Oct 31, 2013 10:24 GMT  ·  By

The HTML5 video war was fought and won a long time ago. Proprietary codecs, namely H.264, won, while open alternatives lost. Mozilla was one of the last holdouts, but even it admitted defeat. But there's another war on the horizon and it's closer than ever, the war for the WebRTC video codec.

WebRTC is a new technology designed to power audio and video communications on the web. Already, even if the technology is not ready, people are pushing it beyond its design specifications and using WebRTC for all sorts of interesting things, including a peer-to-peer web proxy built by Google.

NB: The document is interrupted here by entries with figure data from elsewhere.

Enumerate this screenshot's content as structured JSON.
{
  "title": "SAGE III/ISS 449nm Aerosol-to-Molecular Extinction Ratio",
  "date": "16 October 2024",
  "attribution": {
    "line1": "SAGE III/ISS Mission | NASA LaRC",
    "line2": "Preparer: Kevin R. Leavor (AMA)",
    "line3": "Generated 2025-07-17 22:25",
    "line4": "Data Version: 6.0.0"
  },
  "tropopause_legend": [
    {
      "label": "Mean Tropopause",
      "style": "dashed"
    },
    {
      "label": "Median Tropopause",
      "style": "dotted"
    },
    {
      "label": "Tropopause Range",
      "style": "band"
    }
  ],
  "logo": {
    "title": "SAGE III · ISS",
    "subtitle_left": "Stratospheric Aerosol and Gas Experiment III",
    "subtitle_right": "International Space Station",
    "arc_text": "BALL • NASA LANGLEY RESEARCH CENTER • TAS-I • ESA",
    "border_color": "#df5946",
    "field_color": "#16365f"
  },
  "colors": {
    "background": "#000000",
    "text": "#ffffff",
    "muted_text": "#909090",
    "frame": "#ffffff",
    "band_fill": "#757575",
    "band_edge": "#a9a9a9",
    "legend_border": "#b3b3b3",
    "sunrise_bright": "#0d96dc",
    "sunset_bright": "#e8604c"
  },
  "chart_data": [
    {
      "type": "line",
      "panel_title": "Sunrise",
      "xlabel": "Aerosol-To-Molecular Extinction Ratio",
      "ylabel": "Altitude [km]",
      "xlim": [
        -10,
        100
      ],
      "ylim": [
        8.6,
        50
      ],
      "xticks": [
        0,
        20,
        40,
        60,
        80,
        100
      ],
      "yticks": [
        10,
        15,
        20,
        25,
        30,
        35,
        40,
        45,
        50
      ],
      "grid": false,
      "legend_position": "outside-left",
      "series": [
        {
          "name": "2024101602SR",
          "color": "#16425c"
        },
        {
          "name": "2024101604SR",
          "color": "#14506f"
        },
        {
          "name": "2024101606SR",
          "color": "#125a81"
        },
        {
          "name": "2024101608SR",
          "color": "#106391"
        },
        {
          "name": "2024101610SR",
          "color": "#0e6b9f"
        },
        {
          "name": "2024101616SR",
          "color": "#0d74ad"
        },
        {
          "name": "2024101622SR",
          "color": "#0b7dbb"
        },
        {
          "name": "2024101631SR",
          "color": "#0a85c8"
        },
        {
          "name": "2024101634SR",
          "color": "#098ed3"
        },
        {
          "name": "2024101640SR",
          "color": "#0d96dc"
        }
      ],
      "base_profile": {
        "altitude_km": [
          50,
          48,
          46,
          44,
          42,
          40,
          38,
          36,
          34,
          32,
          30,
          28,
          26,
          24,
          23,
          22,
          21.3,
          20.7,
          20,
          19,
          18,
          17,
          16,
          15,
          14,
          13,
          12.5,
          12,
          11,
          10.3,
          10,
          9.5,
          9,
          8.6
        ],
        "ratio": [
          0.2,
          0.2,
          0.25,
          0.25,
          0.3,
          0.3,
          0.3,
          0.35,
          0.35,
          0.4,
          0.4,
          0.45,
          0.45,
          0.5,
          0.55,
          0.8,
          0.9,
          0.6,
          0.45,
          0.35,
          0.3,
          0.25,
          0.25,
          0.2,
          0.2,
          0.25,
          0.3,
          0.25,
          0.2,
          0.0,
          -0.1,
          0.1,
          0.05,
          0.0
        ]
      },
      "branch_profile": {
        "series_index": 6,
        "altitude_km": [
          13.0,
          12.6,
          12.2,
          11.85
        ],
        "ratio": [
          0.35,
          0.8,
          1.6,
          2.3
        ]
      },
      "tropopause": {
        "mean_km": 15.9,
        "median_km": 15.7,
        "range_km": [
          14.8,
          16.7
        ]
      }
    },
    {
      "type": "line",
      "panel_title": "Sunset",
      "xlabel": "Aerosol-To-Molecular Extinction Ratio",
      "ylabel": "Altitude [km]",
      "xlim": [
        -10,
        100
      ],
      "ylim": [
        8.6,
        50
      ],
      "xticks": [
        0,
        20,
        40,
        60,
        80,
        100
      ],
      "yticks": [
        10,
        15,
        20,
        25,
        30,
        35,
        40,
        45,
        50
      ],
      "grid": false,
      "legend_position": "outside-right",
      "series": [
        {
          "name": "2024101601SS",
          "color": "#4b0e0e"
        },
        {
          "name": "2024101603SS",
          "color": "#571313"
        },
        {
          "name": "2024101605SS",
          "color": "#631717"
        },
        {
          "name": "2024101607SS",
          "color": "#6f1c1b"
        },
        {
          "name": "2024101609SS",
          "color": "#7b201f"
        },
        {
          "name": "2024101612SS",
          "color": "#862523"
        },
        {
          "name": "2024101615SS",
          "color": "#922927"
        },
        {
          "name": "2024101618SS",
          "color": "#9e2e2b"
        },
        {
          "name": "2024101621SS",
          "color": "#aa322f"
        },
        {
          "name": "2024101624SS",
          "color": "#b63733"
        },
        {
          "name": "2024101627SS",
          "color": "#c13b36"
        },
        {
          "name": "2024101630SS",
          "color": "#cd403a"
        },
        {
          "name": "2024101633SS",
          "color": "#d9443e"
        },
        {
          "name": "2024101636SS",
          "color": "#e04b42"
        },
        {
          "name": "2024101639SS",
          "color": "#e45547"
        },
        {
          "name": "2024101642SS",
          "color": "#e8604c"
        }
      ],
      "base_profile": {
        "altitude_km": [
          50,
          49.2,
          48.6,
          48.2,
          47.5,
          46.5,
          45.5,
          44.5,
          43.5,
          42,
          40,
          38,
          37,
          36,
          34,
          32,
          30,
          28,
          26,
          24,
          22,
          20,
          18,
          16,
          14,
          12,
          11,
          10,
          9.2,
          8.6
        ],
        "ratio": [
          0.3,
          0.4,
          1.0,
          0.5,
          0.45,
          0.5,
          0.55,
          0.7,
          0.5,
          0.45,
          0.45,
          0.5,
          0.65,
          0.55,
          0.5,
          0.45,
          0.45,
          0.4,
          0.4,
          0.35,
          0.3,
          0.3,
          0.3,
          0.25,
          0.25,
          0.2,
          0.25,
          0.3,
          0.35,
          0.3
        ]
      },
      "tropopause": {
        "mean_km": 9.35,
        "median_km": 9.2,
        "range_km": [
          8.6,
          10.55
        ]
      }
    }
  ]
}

But WebRTC is not yet a standard and there's one last big thing the parties involved need to agree on, namely the video codec that WebRTC will use. At the moment, the contenders are the proprietary but increasingly free H.264 and the open source VP8, released by Google.

Until a couple of days ago, VP8 had a fair chance of becoming the default codec in the WebRTC standard. But now things are looking the other way around.

Cisco announced that it would be releasing the source code for its implementation of the H.264 codec under an open license. What's more, it will also be making available binary blobs of the codec, for almost any platform imaginable, for free.

Mozilla is already behind the initiative. In fact, it played a big role in engineering it. Other big players already supported H.264 as the default choice for WebRTC or at least as an alternative.

Google is looking increasingly cornered, which is ironic especially since it created WebRTC in the first place. The Internet Engineering Task Force is meeting next week to discuss precisely the issue of codecs for WebRTC, so Cisco's announcement was not coincidental.

For its part, Mozilla plans to support both VP8 and H.264 for HTML5 <video> and WebRTC. It likely plans to do this regardless of what the IETF decides. Google already supports both H.264 and VP8 for the HTML5 video element. Most other players do the same. But the search giant continues to push for exclusively supporting VP8 in the WebRTC standard.